Irakli Gozalishvili · Answer 14 · Wed Nov 30 2022 01:09:56 GMT+0800 (China Standard Time)

CID -> bytes from blockstore or network

bytes -> IPLD object using the IPLD codec

IPLD object -> SIWE message and signature (this step is what I call canonicalization)

Verify that signature is correct over SIWE message bytes

These are definition of the IPLD encoder / decoder :

export interface BlockEncoder<Code extends number, T> {
  name: string
  code: Code
  encode: (data: T) => ByteView<T>
}


/**
 * IPLD decoder part of the codec.
 */
export interface BlockDecoder<Code extends number, T> {
  code: Code
  decode: (bytes: ByteView<T>) => T
}

So your steps are

Fetch bytes for CID
Codec.decode(bytes)
SIWECodec.encode(bytes)
PubKey.verify(SIWECodec.encode(bytes))

You are serializing some data into bytes in some format, which is what IPLD encoder is.
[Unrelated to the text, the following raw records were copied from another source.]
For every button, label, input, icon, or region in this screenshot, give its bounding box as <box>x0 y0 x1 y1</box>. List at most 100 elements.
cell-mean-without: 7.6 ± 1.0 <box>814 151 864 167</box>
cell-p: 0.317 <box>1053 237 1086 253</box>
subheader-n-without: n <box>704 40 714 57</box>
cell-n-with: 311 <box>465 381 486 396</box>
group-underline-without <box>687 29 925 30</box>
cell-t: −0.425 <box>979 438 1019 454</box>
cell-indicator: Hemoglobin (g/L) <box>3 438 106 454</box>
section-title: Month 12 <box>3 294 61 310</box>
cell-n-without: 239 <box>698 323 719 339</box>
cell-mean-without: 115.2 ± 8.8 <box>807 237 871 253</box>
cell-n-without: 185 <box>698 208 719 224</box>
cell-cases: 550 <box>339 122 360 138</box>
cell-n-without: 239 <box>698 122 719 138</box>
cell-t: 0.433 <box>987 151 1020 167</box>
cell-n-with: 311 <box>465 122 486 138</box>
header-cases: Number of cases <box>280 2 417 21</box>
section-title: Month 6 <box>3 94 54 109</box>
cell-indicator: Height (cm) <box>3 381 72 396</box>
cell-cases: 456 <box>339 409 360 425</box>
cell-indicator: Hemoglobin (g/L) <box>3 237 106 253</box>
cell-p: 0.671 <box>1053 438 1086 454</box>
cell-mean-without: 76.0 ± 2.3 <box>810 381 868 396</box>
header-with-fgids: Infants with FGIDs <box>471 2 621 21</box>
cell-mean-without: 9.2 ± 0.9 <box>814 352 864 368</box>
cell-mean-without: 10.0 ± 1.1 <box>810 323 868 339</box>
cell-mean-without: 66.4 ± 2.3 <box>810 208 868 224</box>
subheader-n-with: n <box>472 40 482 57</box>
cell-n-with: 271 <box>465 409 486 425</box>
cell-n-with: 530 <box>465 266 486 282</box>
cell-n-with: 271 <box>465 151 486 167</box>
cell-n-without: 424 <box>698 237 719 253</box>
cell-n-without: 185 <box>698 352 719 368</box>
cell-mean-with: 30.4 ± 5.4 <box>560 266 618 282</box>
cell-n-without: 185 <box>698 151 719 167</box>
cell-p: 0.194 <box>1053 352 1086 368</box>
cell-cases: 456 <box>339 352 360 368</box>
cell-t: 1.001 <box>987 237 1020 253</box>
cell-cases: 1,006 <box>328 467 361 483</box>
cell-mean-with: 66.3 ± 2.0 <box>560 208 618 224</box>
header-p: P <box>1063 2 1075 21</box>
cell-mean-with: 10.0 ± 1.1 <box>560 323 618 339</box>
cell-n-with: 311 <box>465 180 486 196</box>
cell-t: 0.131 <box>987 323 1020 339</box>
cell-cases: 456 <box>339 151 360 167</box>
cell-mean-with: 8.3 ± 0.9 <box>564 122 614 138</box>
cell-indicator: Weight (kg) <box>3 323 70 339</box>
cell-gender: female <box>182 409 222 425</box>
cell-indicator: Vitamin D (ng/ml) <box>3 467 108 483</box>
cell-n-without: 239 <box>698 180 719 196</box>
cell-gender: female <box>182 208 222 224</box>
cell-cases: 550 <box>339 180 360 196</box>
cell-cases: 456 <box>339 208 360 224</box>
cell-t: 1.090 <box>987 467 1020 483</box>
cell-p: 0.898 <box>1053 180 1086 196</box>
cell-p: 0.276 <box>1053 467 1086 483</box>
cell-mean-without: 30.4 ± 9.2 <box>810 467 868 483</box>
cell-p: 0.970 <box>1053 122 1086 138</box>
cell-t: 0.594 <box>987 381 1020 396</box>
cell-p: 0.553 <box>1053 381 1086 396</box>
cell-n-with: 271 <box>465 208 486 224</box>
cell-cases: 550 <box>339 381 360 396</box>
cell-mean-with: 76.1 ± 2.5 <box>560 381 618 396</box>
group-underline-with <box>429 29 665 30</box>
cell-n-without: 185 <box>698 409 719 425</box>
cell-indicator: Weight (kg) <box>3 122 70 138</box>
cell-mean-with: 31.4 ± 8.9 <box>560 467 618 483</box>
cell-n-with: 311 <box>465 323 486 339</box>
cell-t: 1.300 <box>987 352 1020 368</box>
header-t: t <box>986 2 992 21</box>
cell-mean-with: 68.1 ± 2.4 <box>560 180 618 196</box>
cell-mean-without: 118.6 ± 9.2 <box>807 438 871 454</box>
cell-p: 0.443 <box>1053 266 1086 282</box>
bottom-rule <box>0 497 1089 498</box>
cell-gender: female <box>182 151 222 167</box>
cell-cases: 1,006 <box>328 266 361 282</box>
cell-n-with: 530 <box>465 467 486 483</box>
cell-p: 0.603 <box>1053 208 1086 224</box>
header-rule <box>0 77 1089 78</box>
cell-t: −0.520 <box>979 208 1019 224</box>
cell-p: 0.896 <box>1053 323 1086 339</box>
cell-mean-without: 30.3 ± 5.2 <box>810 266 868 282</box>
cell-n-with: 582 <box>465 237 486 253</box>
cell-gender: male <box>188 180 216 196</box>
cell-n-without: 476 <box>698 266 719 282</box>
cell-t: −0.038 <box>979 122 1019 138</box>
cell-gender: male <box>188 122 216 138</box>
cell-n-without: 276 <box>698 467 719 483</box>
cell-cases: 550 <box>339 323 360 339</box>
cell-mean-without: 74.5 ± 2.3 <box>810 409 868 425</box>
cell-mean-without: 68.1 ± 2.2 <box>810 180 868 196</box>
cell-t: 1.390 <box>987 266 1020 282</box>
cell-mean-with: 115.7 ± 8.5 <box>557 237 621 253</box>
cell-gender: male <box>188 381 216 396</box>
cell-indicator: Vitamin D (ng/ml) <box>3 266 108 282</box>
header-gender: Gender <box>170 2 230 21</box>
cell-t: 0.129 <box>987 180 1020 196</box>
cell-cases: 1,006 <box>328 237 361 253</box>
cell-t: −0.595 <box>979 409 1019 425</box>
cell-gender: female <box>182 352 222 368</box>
Joel Thorstensson · Answer 15 · Wed Nov 30 2022 01:40:08 GMT+0800 (China Standard Time)

Ok I see what you are saying now @Gozala. Thanks for clarifying!

Interestingly your example above is super clear for a JWT where the signature is part of the encoded message. For SIWE this is not the case. We will have the signed string separately from the signature bytes. There is no official way to encode these two together.

we could do something like this though:

Fetch bytes for CID
decoded = Codec.decode(bytes)
siweStr = SIWECodec.encode(decoded)
PubKey.verify(siweStr, decoded.signature)

Irakli Gozalishvili · Answer 16 · Wed Nov 30 2022 01:44:37 GMT+0800 (China Standard Time)

@oed oh yea sorry I forgot to add actual signature into verify, because they're separate in JWT cases as well

Joel Thorstensson · Answer 17 · Wed Nov 30 2022 01:47:50 GMT+0800 (China Standard Time)

@Gozala In JWTs they are not separate?
A JWT should be a string like this:
<base64url-protected-header>.<base64url-payload>.<base64url-signature>

Irakli Gozalishvili · Answer 18 · Wed Nov 30 2022 02:08:57 GMT+0800 (China Standard Time)

@Gozala In JWTs they are not separate?
A JWT should be a string like this:
<base64url-protected-header>.<base64url-payload>.<base64url-signature>

I mean it is, but you still pass first two segments as a payload and third as signature.

Joel Thorstensson · Answer 19 · Wed Nov 30 2022 04:06:16 GMT+0800 (China Standard Time)

Pretty sure it differs per implementation. Most that I've seen you just pass the entire JWT string.

True for both of these:

Joel Thorstensson · Answer 20 · Wed Nov 30 2022 18:48:50 GMT+0800 (China Standard Time)

Trying to figure out how to represent a DagJOSE (JWS) as a varsig.

We have,

<varint sig_alg_code><varint payload_encoding><vairint sig_size><bytes sig_output>

Naive approach would be:

sig_alg_code: 0xd0ed
payload_encoding: 0x85

However, this doesn't really cut it since dag-jose only says how to go from a JWS-string to dag-jose bytes, not some arbitrary structure to bytes.

So it seems like we will need to register a new payload_encoding for every possible payload we have?

For example we would need to define:

a SIWE codec that is only usable for the way we represent SIWE + signature on ipld
a UCAN codec that is only usable for the way we represent UCANs in ipld

This means that we also need a specific codec for invocations as well?

Maybe I'm missing something here?